Yüzden kıl yolarak süslenme genelde kadınlarda görülen bir durumdur. Bu sebeple hadiste kadınlar zikredilmiştir. Erkeklerin bu işi yapması adet dışıdır. Bu işi şayet erkekler yapacak olursa, kadınlara benzeme hakkındaki lanete müstahak olurlar. Allah en iyi bilendir.

Kaş Aldırma, Tırnak Uzatma ve Oje Sürmenin Hükmü

Soru: Kaşlardan fazla kılları almanın hükmü nedir? Tırnakları uzatıp oje sürmenin hükmü nedir? Ben oje sürmeden önce abdest alıyorum ve 24 saat sonra onu gideriyorum. Kadının yüzü açık halde dışarı çıkması caiz midir?

Şeyh İbn Baz’ın cevabı: “Kaş kıllarını almak caiz değildir. Zira Nebî sallallahu aleyhi ve sellem’den sabit olduğuna göre o kaş alana ve aldırana lanet etmiştir. Kaş kıllarını yolmak da bu hadiste yasaklanan kaş almaya dâhildir.

Tırnakları uzatmak sünnete muhaliftir. Nebî sallallahu aleyhi ve sellem’den sabit olduğuna göre şöyle buyurmuştur:

خَمْسٌ مِنَ الفِطْرَةِ: الخِتَانُ، وَالِاسْتِحْدَادُ، وَنَتْفُ الإِبْطِ، وَتَقْلِيمُ الأَظْفَارِ، وَقَصُّ الشَّارِبِ

Beş şey fıtrattandır; sünnet olmak, etek tıraşı olmak, koltuk altını yolmak, tırnakları kesmek ve bıyığı kısaltmak."[5]

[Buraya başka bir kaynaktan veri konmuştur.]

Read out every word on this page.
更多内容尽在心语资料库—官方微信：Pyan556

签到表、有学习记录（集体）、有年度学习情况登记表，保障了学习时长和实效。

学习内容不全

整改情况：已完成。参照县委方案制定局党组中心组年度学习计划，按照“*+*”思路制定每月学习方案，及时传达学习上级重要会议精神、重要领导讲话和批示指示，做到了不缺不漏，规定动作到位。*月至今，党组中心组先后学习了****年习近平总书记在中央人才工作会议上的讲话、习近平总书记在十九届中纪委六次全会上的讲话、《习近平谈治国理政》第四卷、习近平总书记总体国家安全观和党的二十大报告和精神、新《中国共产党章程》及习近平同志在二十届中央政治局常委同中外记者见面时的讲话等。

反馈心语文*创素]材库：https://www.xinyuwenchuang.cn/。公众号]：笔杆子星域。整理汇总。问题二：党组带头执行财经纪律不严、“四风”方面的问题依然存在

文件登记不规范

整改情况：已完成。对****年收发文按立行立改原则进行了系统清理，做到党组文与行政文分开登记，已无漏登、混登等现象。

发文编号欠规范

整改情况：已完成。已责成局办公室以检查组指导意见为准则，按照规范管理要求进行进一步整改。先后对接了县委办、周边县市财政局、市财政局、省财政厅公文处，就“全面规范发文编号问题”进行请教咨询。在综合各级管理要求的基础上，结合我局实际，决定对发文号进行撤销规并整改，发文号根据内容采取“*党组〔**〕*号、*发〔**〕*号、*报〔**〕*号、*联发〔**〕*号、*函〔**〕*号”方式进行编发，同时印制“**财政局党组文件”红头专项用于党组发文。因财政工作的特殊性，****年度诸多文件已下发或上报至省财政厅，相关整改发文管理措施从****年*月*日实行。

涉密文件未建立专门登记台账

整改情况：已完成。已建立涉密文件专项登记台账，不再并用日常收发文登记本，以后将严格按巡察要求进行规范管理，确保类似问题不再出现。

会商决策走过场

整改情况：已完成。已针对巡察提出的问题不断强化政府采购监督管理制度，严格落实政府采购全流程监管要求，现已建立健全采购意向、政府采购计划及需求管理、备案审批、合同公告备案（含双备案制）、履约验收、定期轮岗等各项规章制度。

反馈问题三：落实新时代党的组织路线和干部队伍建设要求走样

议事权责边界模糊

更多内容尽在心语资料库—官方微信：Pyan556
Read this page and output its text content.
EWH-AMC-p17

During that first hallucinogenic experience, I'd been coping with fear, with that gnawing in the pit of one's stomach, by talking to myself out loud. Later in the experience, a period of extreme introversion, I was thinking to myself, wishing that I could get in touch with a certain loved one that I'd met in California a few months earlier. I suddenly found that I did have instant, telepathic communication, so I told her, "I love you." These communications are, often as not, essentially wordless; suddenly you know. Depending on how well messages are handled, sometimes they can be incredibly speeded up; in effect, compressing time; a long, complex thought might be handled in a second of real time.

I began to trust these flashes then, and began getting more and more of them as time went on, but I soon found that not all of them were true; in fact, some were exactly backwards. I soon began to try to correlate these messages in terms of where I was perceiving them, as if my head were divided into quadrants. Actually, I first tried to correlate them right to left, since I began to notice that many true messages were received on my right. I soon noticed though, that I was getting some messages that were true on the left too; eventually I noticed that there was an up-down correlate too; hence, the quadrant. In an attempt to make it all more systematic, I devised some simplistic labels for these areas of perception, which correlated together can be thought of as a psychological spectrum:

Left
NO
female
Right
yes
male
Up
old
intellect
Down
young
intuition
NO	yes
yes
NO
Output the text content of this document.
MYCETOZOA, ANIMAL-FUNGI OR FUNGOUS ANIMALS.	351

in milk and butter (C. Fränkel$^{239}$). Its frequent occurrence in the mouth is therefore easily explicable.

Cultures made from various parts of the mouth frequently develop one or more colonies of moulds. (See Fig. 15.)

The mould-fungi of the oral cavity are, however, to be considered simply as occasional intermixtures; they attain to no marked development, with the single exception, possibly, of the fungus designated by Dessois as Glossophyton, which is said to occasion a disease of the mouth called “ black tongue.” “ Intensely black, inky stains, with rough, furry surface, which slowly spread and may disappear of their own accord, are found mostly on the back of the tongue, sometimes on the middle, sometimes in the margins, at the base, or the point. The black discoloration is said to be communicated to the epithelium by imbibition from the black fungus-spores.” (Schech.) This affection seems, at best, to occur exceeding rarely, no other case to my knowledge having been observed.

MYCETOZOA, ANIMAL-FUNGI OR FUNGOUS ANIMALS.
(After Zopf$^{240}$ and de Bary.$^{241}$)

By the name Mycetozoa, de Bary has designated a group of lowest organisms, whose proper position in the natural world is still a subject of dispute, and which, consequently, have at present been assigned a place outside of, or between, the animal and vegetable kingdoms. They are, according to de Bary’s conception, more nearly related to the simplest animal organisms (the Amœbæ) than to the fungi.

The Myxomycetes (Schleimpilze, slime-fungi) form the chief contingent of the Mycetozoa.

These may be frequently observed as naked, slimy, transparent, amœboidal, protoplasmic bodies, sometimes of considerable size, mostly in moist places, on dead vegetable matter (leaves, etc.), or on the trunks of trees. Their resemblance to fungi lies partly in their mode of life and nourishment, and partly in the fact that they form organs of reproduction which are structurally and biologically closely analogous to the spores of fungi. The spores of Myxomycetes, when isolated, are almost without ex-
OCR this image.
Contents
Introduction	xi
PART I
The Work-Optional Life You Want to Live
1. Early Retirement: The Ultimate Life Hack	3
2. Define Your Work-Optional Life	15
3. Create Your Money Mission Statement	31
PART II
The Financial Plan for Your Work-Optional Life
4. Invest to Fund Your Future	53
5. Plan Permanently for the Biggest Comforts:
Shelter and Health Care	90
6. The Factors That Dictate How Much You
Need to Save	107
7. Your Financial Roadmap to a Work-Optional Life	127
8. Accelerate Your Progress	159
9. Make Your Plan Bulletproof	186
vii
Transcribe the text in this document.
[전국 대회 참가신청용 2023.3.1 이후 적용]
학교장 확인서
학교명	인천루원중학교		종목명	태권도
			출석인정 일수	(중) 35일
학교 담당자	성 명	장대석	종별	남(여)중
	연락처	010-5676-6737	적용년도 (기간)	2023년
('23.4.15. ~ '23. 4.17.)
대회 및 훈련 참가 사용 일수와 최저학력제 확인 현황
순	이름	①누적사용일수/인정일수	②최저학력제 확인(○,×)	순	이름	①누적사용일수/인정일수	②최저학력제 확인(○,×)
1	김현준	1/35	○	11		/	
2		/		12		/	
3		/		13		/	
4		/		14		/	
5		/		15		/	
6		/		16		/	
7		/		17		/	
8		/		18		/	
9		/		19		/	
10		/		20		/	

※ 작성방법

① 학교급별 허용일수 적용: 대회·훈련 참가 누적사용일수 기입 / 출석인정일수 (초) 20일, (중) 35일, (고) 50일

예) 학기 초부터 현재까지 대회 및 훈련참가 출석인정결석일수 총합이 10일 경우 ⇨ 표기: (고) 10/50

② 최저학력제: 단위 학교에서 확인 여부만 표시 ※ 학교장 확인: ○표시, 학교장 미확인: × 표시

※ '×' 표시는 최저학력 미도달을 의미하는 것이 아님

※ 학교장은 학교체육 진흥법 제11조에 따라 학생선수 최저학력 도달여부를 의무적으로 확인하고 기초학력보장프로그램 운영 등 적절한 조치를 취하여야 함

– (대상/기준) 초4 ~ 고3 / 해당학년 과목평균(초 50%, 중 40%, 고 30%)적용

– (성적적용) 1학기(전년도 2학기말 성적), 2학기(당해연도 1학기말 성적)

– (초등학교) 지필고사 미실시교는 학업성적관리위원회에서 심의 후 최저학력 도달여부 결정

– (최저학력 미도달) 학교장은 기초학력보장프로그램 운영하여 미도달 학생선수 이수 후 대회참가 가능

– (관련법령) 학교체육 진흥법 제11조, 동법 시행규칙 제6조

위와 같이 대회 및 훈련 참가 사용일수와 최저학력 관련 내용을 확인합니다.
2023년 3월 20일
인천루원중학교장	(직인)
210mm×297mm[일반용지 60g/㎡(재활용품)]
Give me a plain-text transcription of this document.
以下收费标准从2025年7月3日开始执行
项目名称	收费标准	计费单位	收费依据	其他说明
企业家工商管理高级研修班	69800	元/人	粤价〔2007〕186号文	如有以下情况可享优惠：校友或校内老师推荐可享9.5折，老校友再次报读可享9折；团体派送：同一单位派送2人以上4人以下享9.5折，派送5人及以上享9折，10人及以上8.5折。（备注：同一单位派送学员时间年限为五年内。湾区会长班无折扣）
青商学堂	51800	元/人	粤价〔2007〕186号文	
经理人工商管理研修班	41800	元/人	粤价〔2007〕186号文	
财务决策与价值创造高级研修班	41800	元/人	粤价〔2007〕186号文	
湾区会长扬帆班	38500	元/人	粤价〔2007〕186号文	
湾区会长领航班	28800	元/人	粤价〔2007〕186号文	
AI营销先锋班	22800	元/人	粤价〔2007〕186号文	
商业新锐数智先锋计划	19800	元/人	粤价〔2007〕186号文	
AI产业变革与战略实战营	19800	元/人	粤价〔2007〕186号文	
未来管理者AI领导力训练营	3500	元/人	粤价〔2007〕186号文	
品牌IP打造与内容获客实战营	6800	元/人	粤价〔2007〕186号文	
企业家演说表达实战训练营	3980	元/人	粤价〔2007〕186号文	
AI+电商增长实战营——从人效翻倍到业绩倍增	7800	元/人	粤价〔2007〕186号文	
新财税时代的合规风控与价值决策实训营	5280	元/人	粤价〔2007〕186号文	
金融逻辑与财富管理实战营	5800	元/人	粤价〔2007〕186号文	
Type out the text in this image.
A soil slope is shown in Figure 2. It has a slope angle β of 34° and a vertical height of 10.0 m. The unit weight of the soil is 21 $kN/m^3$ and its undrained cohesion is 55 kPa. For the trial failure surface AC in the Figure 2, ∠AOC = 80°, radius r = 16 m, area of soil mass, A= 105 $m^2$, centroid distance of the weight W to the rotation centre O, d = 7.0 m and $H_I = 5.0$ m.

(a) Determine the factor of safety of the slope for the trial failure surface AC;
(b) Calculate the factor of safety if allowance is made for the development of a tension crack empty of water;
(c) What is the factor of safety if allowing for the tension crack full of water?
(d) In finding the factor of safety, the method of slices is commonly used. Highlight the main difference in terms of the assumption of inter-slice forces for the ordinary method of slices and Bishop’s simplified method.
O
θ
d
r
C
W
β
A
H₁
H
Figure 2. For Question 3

Bunu kırk günden fazla kesmeden ihmal etmek caiz değildir. Enes radıyallahu anh’den sabit olan rivayette şöyle demiştir:

“Rasulullah sallallahu aleyhi ve sellem bize bıyığı kısaltmak, tırnakları kesmek, koltuk altını yolmak ve etek tıraşı olmak hususunda bunları kırk günden fazla terk etmemiz üzere vakit tayin etti.”

Şüphesiz tırnakları uzatmak bazı hayvanlara ve kafirelere benzemek olur. Ojenin terk edilmesi daha layıktır. Abdest alırken onun giderilmesi gerekir. Zira o suyun altındaki tırnağa geçmesine engel olur.

Kadının içeride ve dışarıda yabancılara karşı örtünmesi gerekir. Allah Azze ve Celle buyurmuştur ki:

وَإِذَا سَأَلْتُمُوهُنَّ مَتَاعًا فَاسْأَلُوهُنَّ مِنْ وَرَاءِ حِجَابٍ ذَلِكُمْ أَطْهَرُ لِقُلُوبِكُمْ وَقُلُوبِهِنَّ

Peygamber'in hanımlarından bir şey istediğiniz zaman perde arkasından isteyin. Bu, hem sizin kalpleriniz, hem de onların kalpleri için daha temiz bir davranıştır.” (Ahzab 53)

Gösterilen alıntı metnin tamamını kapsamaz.